— Je suis heureuse ! prononça-t-elle ardemment.
Et ses yeux se mouillèrent de larmes…
Ils s’isolèrent dans l’hôtel. Boussard, illisible, enfermait dans le secret de son cœur cette passion tardive, orageuse et tendre, dont il chérissait son étrange maîtresse. Elle ne le quittait pas, noyée dans l’extase de cette révélation de l’amour. On les voyait toujours ensemble, mais tous deux, sous le même masque impénétrable, dissimulaient au public tout indice de cette fièvre intérieure qui les ravageait l’un devant l’autre. Plusieurs Parisiens, parmi les pensionnaires, les avaient reconnus et les observaient. Madame Lancelevée demeurait l’austère femme de science dont on se rappelait le portrait, pris au milieu des fioles de son laboratoire. Et le Boussard passionné qui ne rêvait plus que d’enlacer sa fière et délicate amie, paraissait toujours l’homme de marbre au physique indolent et froid.

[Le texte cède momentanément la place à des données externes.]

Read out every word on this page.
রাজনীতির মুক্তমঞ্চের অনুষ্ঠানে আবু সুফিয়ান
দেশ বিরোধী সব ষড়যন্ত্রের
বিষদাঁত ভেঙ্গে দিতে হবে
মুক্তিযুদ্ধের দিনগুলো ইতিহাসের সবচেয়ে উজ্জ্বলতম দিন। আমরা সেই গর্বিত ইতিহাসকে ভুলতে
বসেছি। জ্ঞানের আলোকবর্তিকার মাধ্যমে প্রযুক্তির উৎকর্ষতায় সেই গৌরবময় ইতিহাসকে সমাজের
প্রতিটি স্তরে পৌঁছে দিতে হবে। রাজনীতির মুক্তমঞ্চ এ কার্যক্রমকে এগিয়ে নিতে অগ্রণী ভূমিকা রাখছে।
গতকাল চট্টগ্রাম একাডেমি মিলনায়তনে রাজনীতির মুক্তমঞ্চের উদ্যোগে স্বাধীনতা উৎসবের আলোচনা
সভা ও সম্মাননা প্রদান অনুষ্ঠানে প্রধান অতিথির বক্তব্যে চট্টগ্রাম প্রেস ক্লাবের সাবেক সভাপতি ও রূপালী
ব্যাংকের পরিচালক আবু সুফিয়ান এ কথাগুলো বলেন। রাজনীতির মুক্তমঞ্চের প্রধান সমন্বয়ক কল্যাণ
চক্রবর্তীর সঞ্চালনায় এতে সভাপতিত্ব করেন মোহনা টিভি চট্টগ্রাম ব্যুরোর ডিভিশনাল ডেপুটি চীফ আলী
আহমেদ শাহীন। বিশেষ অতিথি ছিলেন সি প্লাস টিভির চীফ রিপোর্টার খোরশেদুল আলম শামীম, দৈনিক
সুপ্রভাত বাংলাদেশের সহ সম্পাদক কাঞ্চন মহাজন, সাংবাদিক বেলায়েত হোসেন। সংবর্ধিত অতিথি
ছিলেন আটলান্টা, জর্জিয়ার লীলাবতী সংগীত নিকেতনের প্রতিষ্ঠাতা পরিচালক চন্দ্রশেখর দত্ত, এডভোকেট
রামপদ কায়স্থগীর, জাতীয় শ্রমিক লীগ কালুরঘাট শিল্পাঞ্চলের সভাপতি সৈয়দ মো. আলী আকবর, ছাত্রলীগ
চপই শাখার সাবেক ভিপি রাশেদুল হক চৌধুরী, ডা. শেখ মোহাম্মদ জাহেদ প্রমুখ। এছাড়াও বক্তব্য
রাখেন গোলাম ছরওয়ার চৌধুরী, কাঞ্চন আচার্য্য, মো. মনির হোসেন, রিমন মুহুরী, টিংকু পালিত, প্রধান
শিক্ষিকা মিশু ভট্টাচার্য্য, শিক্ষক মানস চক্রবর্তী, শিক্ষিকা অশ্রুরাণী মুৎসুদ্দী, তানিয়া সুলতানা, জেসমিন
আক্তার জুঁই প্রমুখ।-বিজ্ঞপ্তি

Cette idylle, que l’âge des amants faisait grave, s’assombrissait encore, pour Boussard, d’une pensée douloureuse. Il savait que celle qu’il aimait ne lui appartenait qu’à demi. Demain son métier la reprendrait. Leurs réunions brèves dépendraient de ses devoirs professionnels. Il la visiterait comme une amante d’occasion. Elle se prêtait à lui, mais ne se donnerait jamais entièrement, avec toute la grandeur généreuse des épouses. Il resterait l’isolé, sans foyer, sans famille, privé, dans cette union précaire, de tout ce que le cœur des hommes souhaite en ses secrètes ardeurs affectives. Quand il la contemplait auprès de lui, pensive, savante, médecin comme lui, n’ignorant rien de ce que lui-même connaissait du corps humain, il souffrait dans son âme puissante, et, sous son masque de pierre, une colère bouillonnait. Il l’eût voulue timide, simple et soumise, ne sachant rien qu’aimer. Jamais, au plein du scandale de son divorce, il n’avait été si intimement triste. Ses yeux gris, sans fond, se creusaient sous l’arcade sourcilière. Parfois, quand il cheminait sur les routes de la montagne, près de cette indomptable maîtresse qui ne serait jamais sa compagne, ils croisaient Guéméné promenant l’enfant de madame Jourdeaux. Les deux hommes se regardaient et se saluaient avec mélancolie. Tous deux souffraient du même mal, celui qui sera de toute éternité l’irréductible ennemi de l’homme : l’orgueil de la femme. Puis, avec une résignation pareille d’êtres aimants, ils continuaient leur route, l’un près de cette parcimonieuse amante, l’autre tenant par la main cet enfant d’emprunt.
— Vois donc, mon chéri, dit un jour Thérèse à Fernand, comme tu étais injuste envers moi ! Je t’ai bien livré ma vie tout entière, sans réserve, sans marchandage, moi. Tu n’auras pas le sort de ce pauvre Boussard, qui n’a point l’air trop gai pour un amoureux en pleine lune de miel. La doctoresse l’a formellement déclaré : ils se verront quand ils le pourront… Oh ! c’est une maîtresse femme… Et toi qui te plaignais !
Guéméné la regarda longuement. Cette belle inconscience l’irrita. Jamais cette Thérèse ne soupçonnerait les subtiles douleurs dont elle était la cause. Avec son idéal naïf de la femme intellectuelle mariée, elle était entrée crânement dans la vie conjugale ; et, persuadée de l’excellence de ses vues, elle continuait de concilier, à travers tous les orages, ses rêves de gloire et son amour, se croyant très sage pour donner quelquefois, par habileté, plus à celui-ci qu’à ceux-là.
— Madame Lancelevée, finit-il par dire avec humeur, eut plus de loyauté que toi, voilà tout.
Thérèse, un peu suffoquée, demanda une explication : une fois de plus, il dégonfla son cœur, redit ses peines passées, montra quelle duperie avait été son rôle d’époux. Elle n’avait jamais cherché dans le mariage qu’une diversion aux fatigues d’un métier qui, seul, était son but, sa raison d’être. Et il avait beau, par réserve naturelle, par décence, retenir sa violence, ménager ses termes, il la blessa cruellement.